Given an array A[0]...A[n-1] of integers, find out the length of the longest ascending subsequence.
Assumptions
- A is not null
Examples
Input: A = {5, 2, 6, 3, 4, 7, 5}
Output: 4
Because [2, 3, 4, 5] is the longest ascending subsequence.
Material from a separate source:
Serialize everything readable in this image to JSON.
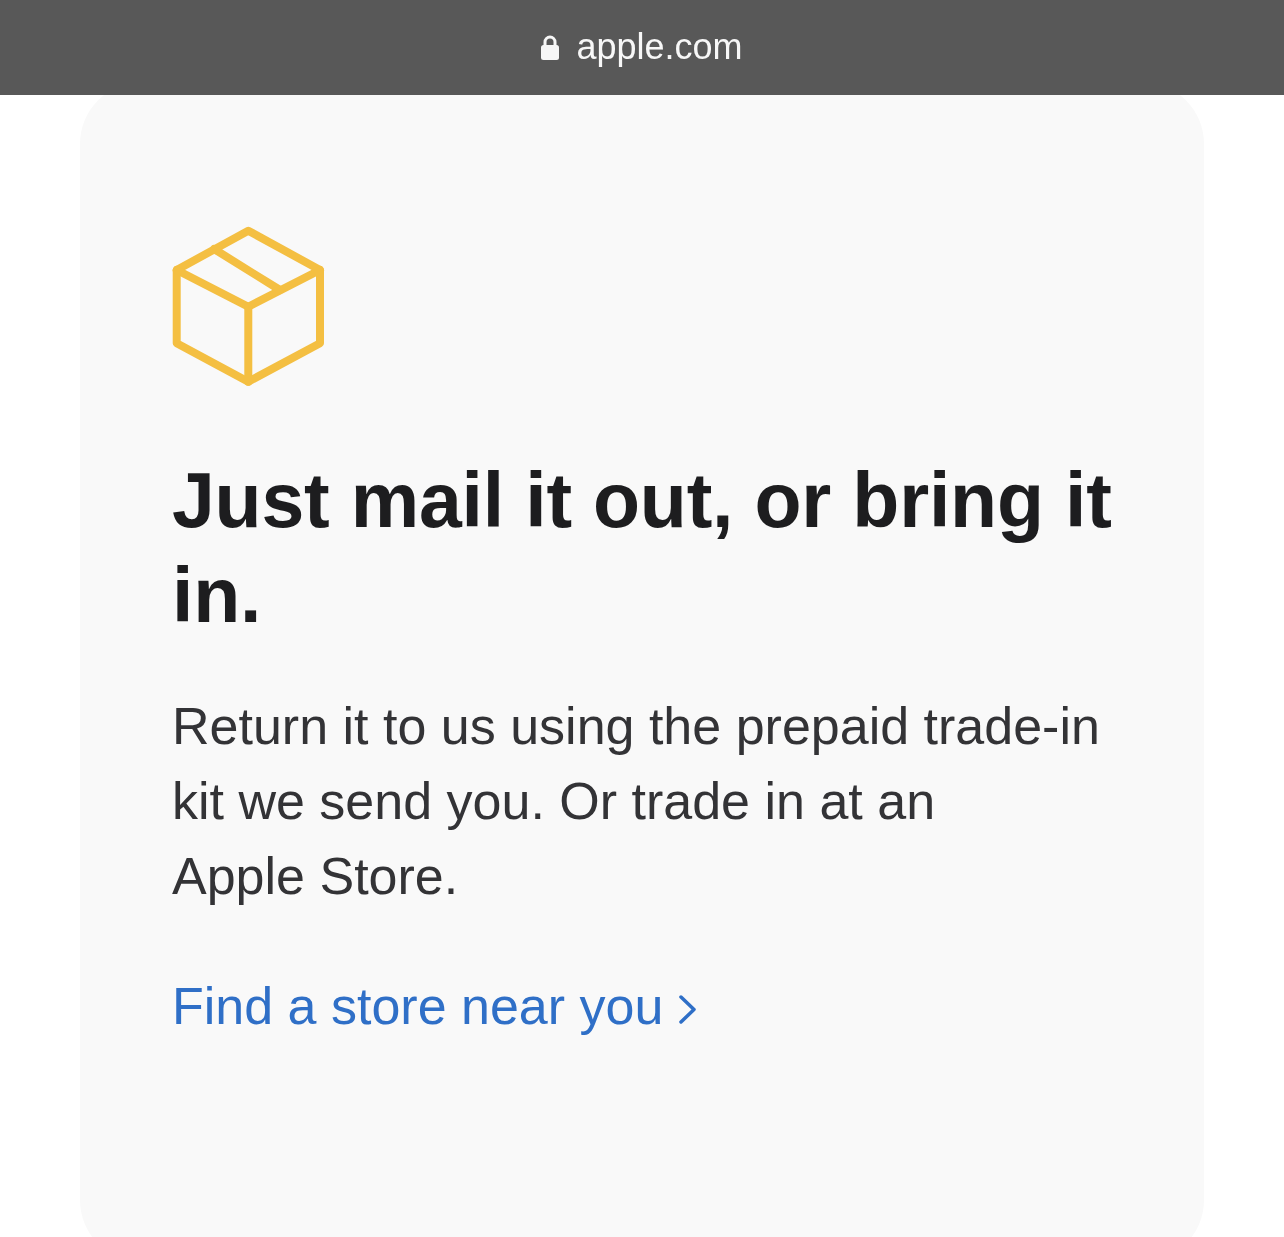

Solution 1: dp[i]: 直到第i个数的longest ascending subsequence (including i)。对每个i,检查所有j < i,若a[j] < a[i],
dp[i] = Math.max(dp[i], dp[j] + 1)
public int longest(int[] array) {
if (array.length == 0) {
return 0;
}
int[] dp = new int[array.length];
int max = 1;
for (int i = 0; i < dp.length; i++) {
dp[i] = 1;
for (int j = 0; j < i; j++) {
if (array[j] < array[i]) {
dp[i] = Math.max(dp[i], dp[j] + 1);
}
}
max = Math.max(max, dp[i]);
}
return max;
}
Solution 2: 用一个list维持递增的序列。先往list加入a[0],然后从i = 1开始,如果a[i]大于list最后一个元素,往list加入a[i],否则找到list中第一个比a[i]大的数,把它设为a[i],最后返回list.size()。用binary search
public int longest(int[] array) {
if (array.length == 0) {
return 0;
}
List<Integer> ascending = new ArrayList<>();
ascending.add(array[0]);
int max = 1, index = 0;
for (int i = 1; i < array.length; i++) {
if (array[i] > ascending.get(ascending.size() - 1)) {
ascending.add(array[i]);
} else {
int firstLarger = search(ascending, array[i]);
ascending.set(firstLarger, array[i]);
}
}
return ascending.size();
}
private int search(List<Integer> list, int target) {
int start = 0, end = list.size() - 1;
while (start + 1 < end) {
int mid = start + (end - start) / 2;
if (list.get(mid) <= target) {
start = mid + 1;
} else {
end = mid;
}
}
if (list.get(start) > target) {
return start;
}
return end;
}